Zerg is an amalgamation that lives within an ecosystem called the “creep” (think of it as a living carpet that slowly expands across the map) which gives Zerg units enhanced abilities and players visibility into oncoming threats when enemies step “onto the creep”. Zerg thrives on this living, evolving “creep”.

Shopify has turned independent e-commerce sites into an online retail swarm capable of taking on much bigger players. The Shopify ecosystem makes it very easy for entrepreneurs to “spawn” sites and gives them the tools to be nimble and competitive online.

Where most see “One Platform, Every Channel, Any Device”, I see Shopify “Creep” that’s spreading across the commerce map and getting exponentially stronger as it expands.

This concept of “creep” can also extend to the organization where I consider culture a company’s “creep”. Culture elevates (prioritized) activities and provides visibility on what should and shouldn’t be worked on. Strong cultures serve as an implicit governance system that supports the core mission by enforcing collective stewardship of key values.

I believe this is why Tobi is so focused on Shopify’s culture. Culture is very much a “machine that builds the machine” concept, and leaders can play a big role in determining where to nurture “creep” expansion and where to let it recede.

It requires a lot more work expanding a company’s cultural values vs. maintaining existing values, but it’s necessary if you’re going to “explore the map” and win.

You can actually learn a lot about a company by understanding which parts of their culture they are focused on building out and which parts need to die off. It’s not a perfect process and there will be growing pains, but the key is the culture continues to expand into the unknown parts of the map.

Lesson: The “Meta” of Leadership

As a leader and organization grows in influence, they eventually attract the attention of other “pros”. The playbook that was previously highly effective starts to stall as big competitors specifically study your moves and proactively build strategies to stop them.

When this happens, the leader must evolve and change the “meta” of their leadership style to counter competitive responses.

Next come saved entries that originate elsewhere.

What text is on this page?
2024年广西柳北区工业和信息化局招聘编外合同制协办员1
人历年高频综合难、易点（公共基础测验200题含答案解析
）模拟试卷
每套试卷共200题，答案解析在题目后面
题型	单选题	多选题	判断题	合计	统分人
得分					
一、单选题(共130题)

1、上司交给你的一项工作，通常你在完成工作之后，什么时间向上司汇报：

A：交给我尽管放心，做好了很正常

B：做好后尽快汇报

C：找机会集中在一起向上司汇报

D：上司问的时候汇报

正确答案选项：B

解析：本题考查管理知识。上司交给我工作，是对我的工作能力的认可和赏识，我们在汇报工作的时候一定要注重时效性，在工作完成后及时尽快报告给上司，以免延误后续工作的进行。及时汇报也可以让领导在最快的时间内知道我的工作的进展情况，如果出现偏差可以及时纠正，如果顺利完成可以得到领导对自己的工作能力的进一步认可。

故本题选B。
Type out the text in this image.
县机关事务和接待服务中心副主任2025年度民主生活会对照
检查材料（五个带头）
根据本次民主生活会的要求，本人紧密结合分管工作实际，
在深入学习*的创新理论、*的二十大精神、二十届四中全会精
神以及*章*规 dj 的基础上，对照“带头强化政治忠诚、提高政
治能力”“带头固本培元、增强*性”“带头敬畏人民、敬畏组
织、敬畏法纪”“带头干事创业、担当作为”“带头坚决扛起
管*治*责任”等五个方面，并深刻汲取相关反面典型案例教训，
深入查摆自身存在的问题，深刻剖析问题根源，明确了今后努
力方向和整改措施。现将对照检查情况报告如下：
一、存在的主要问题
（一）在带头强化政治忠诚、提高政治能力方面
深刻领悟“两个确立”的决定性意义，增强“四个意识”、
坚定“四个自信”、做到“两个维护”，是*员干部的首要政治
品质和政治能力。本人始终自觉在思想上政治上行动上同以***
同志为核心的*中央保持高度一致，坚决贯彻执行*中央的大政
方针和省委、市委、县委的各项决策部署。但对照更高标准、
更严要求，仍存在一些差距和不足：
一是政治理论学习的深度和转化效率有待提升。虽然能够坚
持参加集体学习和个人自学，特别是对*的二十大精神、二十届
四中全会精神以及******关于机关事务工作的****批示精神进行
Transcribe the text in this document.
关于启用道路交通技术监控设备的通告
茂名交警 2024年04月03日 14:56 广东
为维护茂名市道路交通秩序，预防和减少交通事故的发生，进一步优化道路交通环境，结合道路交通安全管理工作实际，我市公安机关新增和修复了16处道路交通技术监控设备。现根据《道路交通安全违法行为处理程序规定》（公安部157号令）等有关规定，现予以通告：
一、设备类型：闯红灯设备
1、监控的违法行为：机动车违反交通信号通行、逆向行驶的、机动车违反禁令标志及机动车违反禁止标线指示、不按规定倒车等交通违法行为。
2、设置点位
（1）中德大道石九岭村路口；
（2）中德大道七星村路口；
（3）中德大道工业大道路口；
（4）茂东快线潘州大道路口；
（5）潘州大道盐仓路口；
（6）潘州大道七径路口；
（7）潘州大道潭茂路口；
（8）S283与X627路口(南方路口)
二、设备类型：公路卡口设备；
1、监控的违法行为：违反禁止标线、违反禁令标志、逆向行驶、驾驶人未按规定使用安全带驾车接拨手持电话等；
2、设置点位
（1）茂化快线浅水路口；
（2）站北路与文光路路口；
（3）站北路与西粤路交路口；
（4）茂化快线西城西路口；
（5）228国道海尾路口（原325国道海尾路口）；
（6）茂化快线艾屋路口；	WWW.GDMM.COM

5 years ago, Tobi was just an upstart public company CEO. Today, Jeff Bezos and Amazon are reportedly worried about Shopify:

According to Amazon insiders, this year Bezos became involved in COVID-related challenges, fighting counterfeits on the platform, expanding workplace diversity, and considering competitive threats. Apparently, one of the competitive threats that landed on top of Bezos’s list is Shopify.

This is complete speculation on my part, but I’d argue Shopify is much closer to Amazon’s Day 1 ethos than Amazon these days and Bezos understand just how powerful that be long-term.

This competitive attention also effectively means Tobi must constantly challenge his thinking and leadership “meta” to ensure Shopify stays competitive. Status quo and comfort is a recipe for getting disrupted.

Conclusion

Remember the original set of “superstar questions” I asked at the beginning?

Of course, what does “superstar leader” even mean? Why are they so effective? How do you assess someone’s potential to become a superstar? Can a superstar turn into a super dud? Are there commonalities and/or ex-ante signals we can look for?

I hope you’ve come to the realization there aren’t any preset answers to these questions, and it depends on situation, circumstance, priorities, etc.

It’s really about process over playbook.

To use Shopify and Tobi’s language, the key is you have to keep exploring the map and seek the “global maxima”. Focus on building a self-improvement process that compounds your potential and you’ll be well on your way in becoming a “superstar” leader for yourself.